The prostitutes giggled again and fell to the sides to let a young man step forward into the moonlight. He was fair-haired and slender, looking a bit younger than Theodore himself. His face was not handsome, but it was clear from the rouge on his full lips and the hip-hugging cut of his breeches that he knew what his business was about nonetheless. His eyes were light; they might have been gray or green or a very pale hazel. Yet somehow Theodore knew they were blue.

The man lowered his eyelashes at Theodore and named a price that would have been reasonable back home, though Theodore wasn’t sure what the going rate might be in the Caribbean. In any case, he had enough coin in his purse.

“You’ll do,” he said, following the man into the alley as the women dispersed to peddle their wares elsewhere.
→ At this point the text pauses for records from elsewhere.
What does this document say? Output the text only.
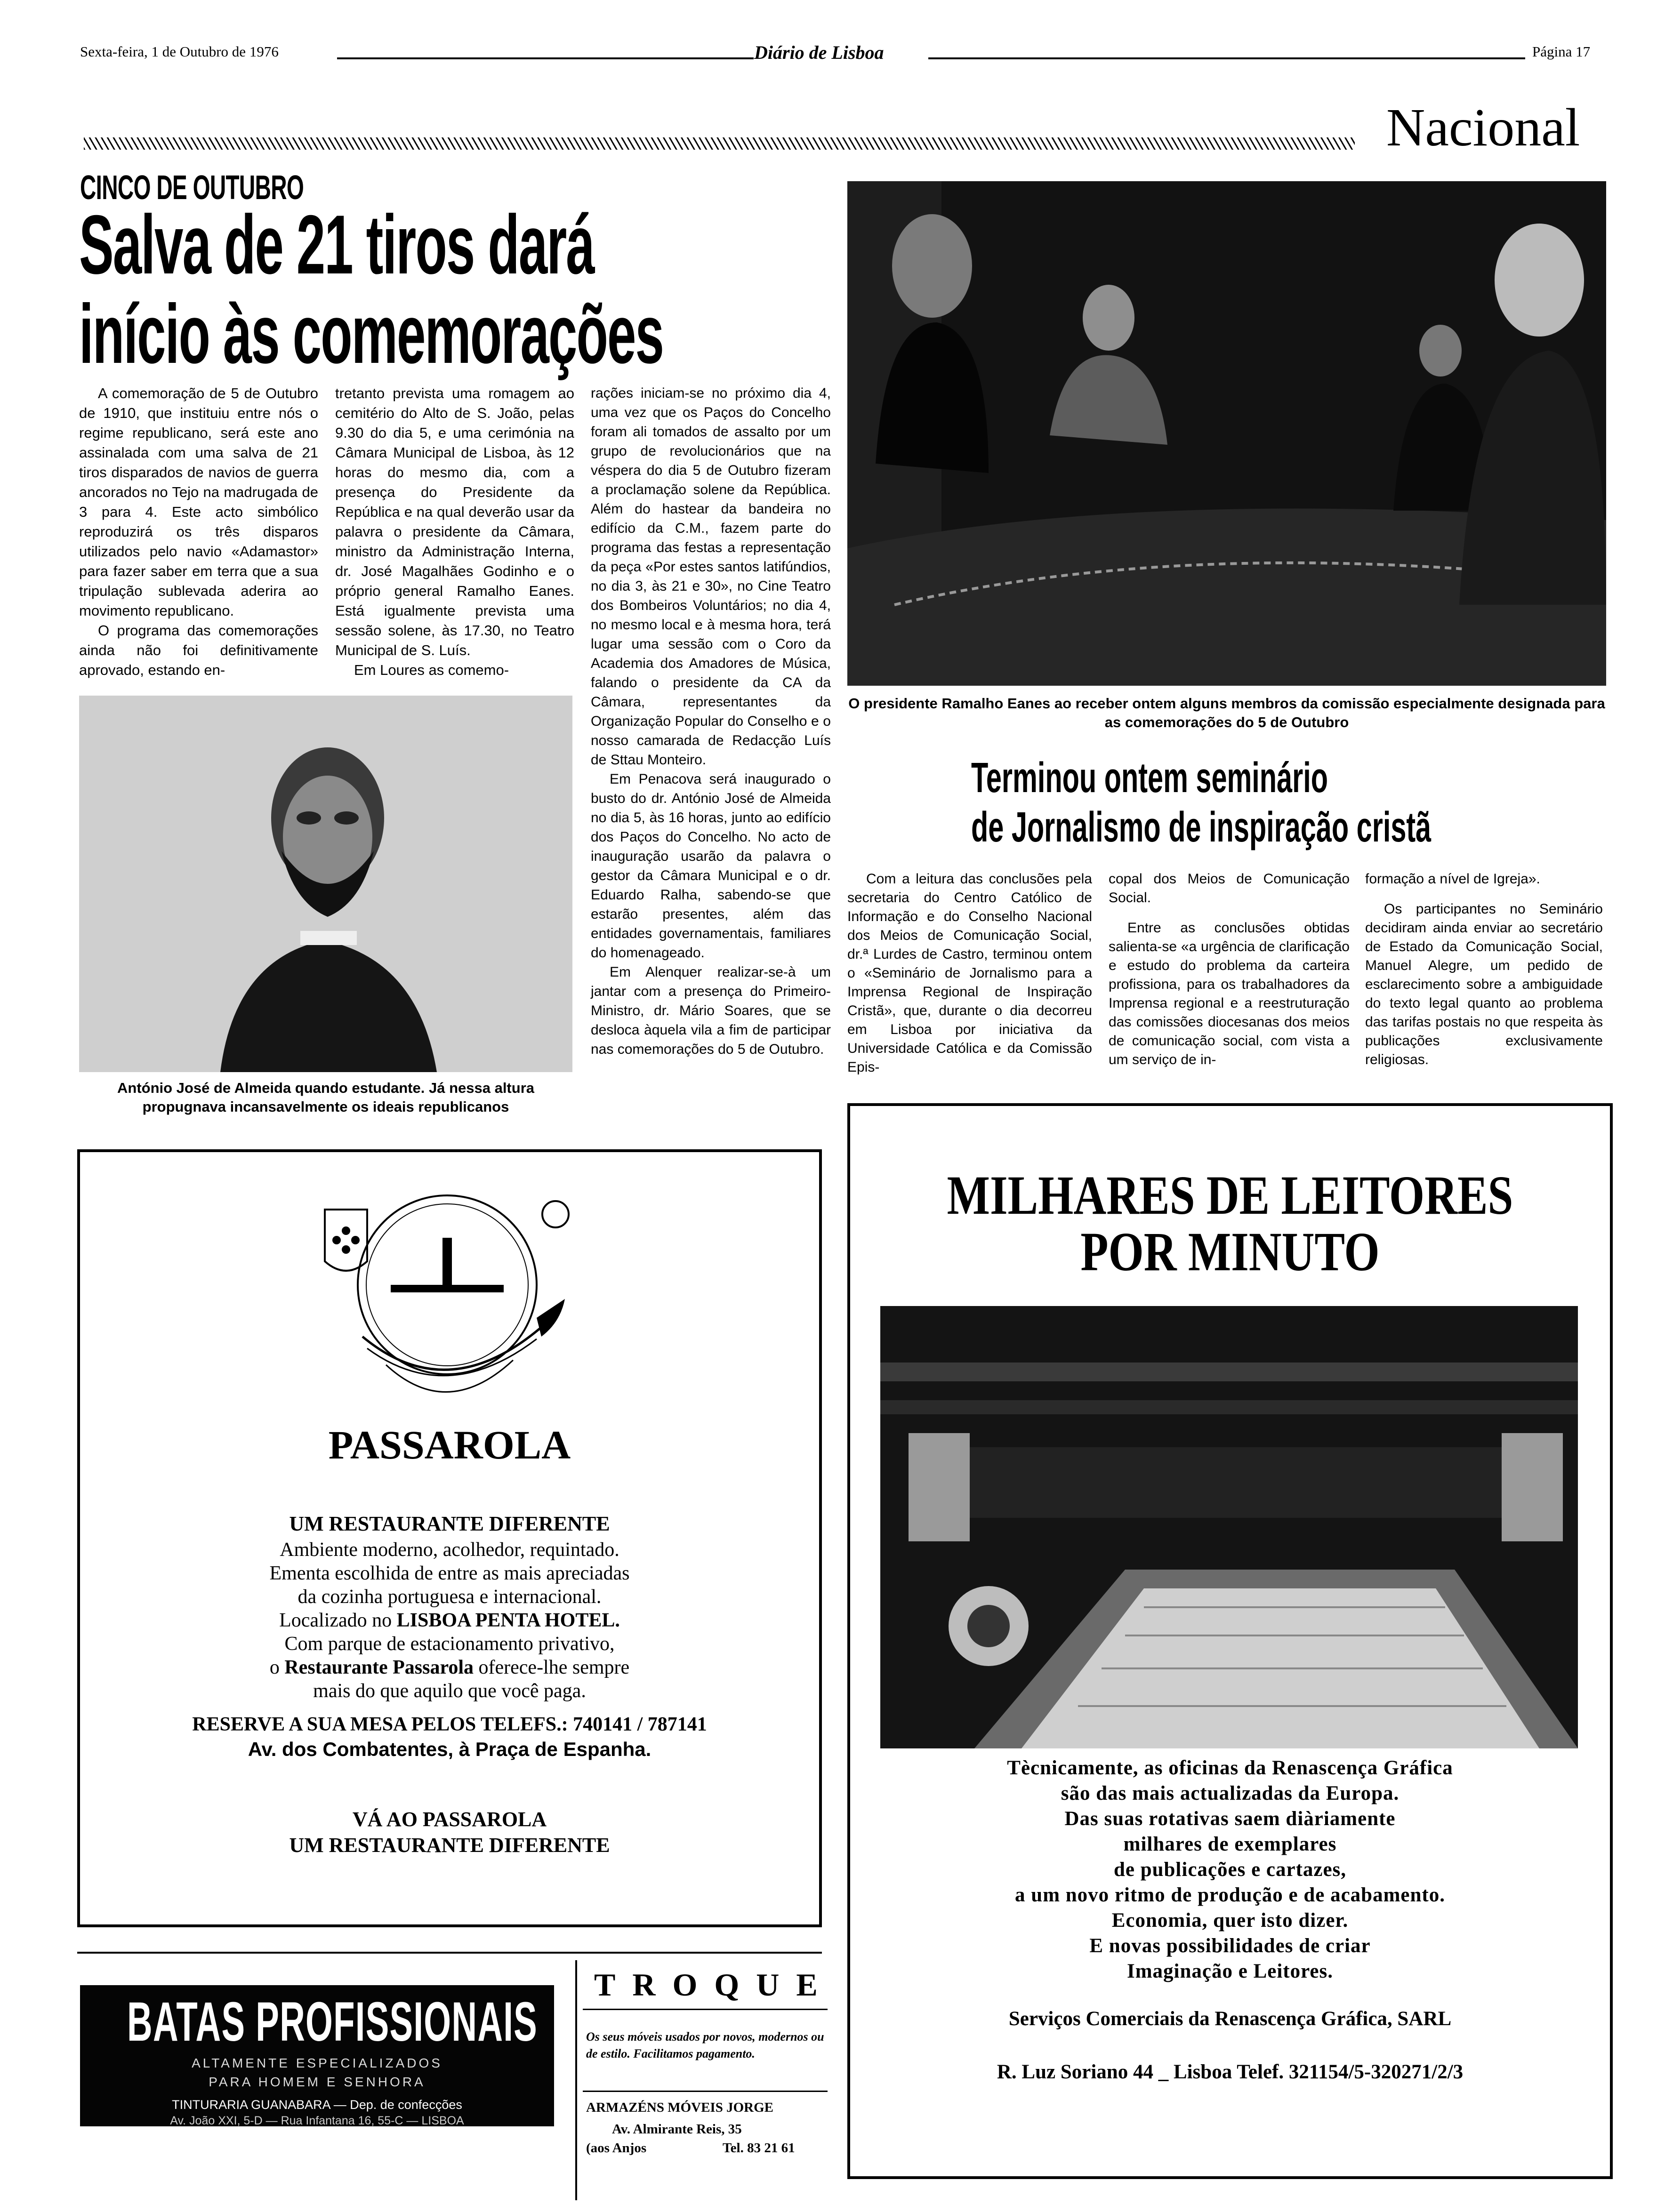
Sexta-feira, 1 de Outubro de 1976	Diário de Lisboa	Página 17
Nacional
CINCO DE OUTUBRO
Salva de 21 tiros dará
início às comemorações

A comemoração de 5 de Outubro de 1910, que instituiu entre nós o regime republicano, será este ano assinalada com uma salva de 21 tiros disparados de navios de guerra ancorados no Tejo na madrugada de 3 para 4. Este acto simbólico reproduzirá os três disparos utilizados pelo navio «Adamastor» para fazer saber em terra que a sua tripulação sublevada aderira ao movimento republicano.

O programa das comemorações ainda não foi definitivamente aprovado, estando en-

tretanto prevista uma romagem ao cemitério do Alto de S. João, pelas 9.30 do dia 5, e uma cerimónia na Câmara Municipal de Lisboa, às 12 horas do mesmo dia, com a presença do Presidente da República e na qual deverão usar da palavra o presidente da Câmara, ministro da Administração Interna, dr. José Magalhães Godinho e o próprio general Ramalho Eanes. Está igualmente prevista uma sessão solene, às 17.30, no Teatro Municipal de S. Luís.

Em Loures as comemo-

rações iniciam-se no próximo dia 4, uma vez que os Paços do Concelho foram ali tomados de assalto por um grupo de revolucionários que na véspera do dia 5 de Outubro fizeram a proclamação solene da República. Além do hastear da bandeira no edifício da C.M., fazem parte do programa das festas a representação da peça «Por estes santos latifúndios, no dia 3, às 21 e 30», no Cine Teatro dos Bombeiros Voluntários; no dia 4, no mesmo local e à mesma hora, terá lugar uma sessão com o Coro da Academia dos Amadores de Música, falando o presidente da CA da Câmara, representantes da Organização Popular do Conselho e o nosso camarada de Redacção Luís de Sttau Monteiro.

Em Penacova será inaugurado o busto do dr. António José de Almeida no dia 5, às 16 horas, junto ao edifício dos Paços do Concelho. No acto de inauguração usarão da palavra o gestor da Câmara Municipal e o dr. Eduardo Ralha, sabendo-se que estarão presentes, além das entidades governamentais, familiares do homenageado.

Em Alenquer realizar-se-à um jantar com a presença do Primeiro-Ministro, dr. Mário Soares, que se desloca àquela vila a fim de participar nas comemorações do 5 de Outubro.

António José de Almeida quando estudante. Já nessa altura propugnava incansavelmente os ideais republicanos
O presidente Ramalho Eanes ao receber ontem alguns membros da comissão especialmente designada para as comemorações do 5 de Outubro
Terminou ontem seminário
de Jornalismo de inspiração cristã

Com a leitura das conclusões pela secretaria do Centro Católico de Informação e do Conselho Nacional dos Meios de Comunicação Social, dr.ª Lurdes de Castro, terminou ontem o «Seminário de Jornalismo para a Imprensa Regional de Inspiração Cristã», que, durante o dia decorreu em Lisboa por iniciativa da Universidade Católica e da Comissão Epis-

copal dos Meios de Comunicação Social.

Entre as conclusões obtidas salienta-se «a urgência de clarificação e estudo do problema da carteira profissiona, para os trabalhadores da Imprensa regional e a reestruturação das comissões diocesanas dos meios de comunicação social, com vista a um serviço de in-

formação a nível de Igreja».

Os participantes no Seminário decidiram ainda enviar ao secretário de Estado da Comunicação Social, Manuel Alegre, um pedido de esclarecimento sobre a ambiguidade do texto legal quanto ao problema das tarifas postais no que respeita às publicações exclusivamente religiosas.

PASSAROLA
UM RESTAURANTE DIFERENTE
Ambiente moderno, acolhedor, requintado.
Ementa escolhida de entre as mais apreciadas
da cozinha portuguesa e internacional.
Localizado no LISBOA PENTA HOTEL.
Com parque de estacionamento privativo,
o Restaurante Passarola oferece-lhe sempre
mais do que aquilo que você paga.
RESERVE A SUA MESA PELOS TELEFS.: 740141 / 787141
Av. dos Combatentes, à Praça de Espanha.
VÁ AO PASSAROLA
UM RESTAURANTE DIFERENTE
BATAS PROFISSIONAIS
ALTAMENTE ESPECIALIZADOS
PARA HOMEM E SENHORA
TINTURARIA GUANABARA — Dep. de confecções
Av. João XXI, 5-D — Rua Infantana 16, 55-C — LISBOA
TROQUE
Os seus móveis usados por novos, modernos ou de estilo. Facilitamos pagamento.
ARMAZÉNS MÓVEIS JORGE
Av. Almirante Reis, 35
(aos Anjos	Tel. 83 21 61
MILHARES DE LEITORES
POR MINUTO
Tècnicamente, as oficinas da Renascença Gráfica
são das mais actualizadas da Europa.
Das suas rotativas saem diàriamente
milhares de exemplares
de publicações e cartazes,
a um novo ritmo de produção e de acabamento.
Economia, quer isto dizer.
E novas possibilidades de criar
Imaginação e Leitores.
Serviços Comerciais da Renascença Gráfica, SARL
R. Luz Soriano 44 _ Lisboa Telef. 321154/5-320271/2/3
The prospect of excising his frustrations had sobered him somewhat, but he was still drunk enough to appreciate the support of the wall behind his shoulders.

Crooking his finger at the prostitute, he fumbled at his waistband with the other hand and whispered, “Come here.”

“Whatever ye say, sirrah,” said the man with a simper and a meek air, obviously put on. Theodore didn’t care for games, not in times such as these.

“I don’t require talk,” he said, easing the sharpness of his tone with a strained smile. “Just...get on with it.”

The man nodded, kneeling in front of him and pushing his clumsy hands away. The slow throb of arousal quickened at the stranger's touch. Theodore leaned his head against the wall and let him go to, gulping damp air, welcoming the sweat running down his face and his spine as it chased the chill of memory away.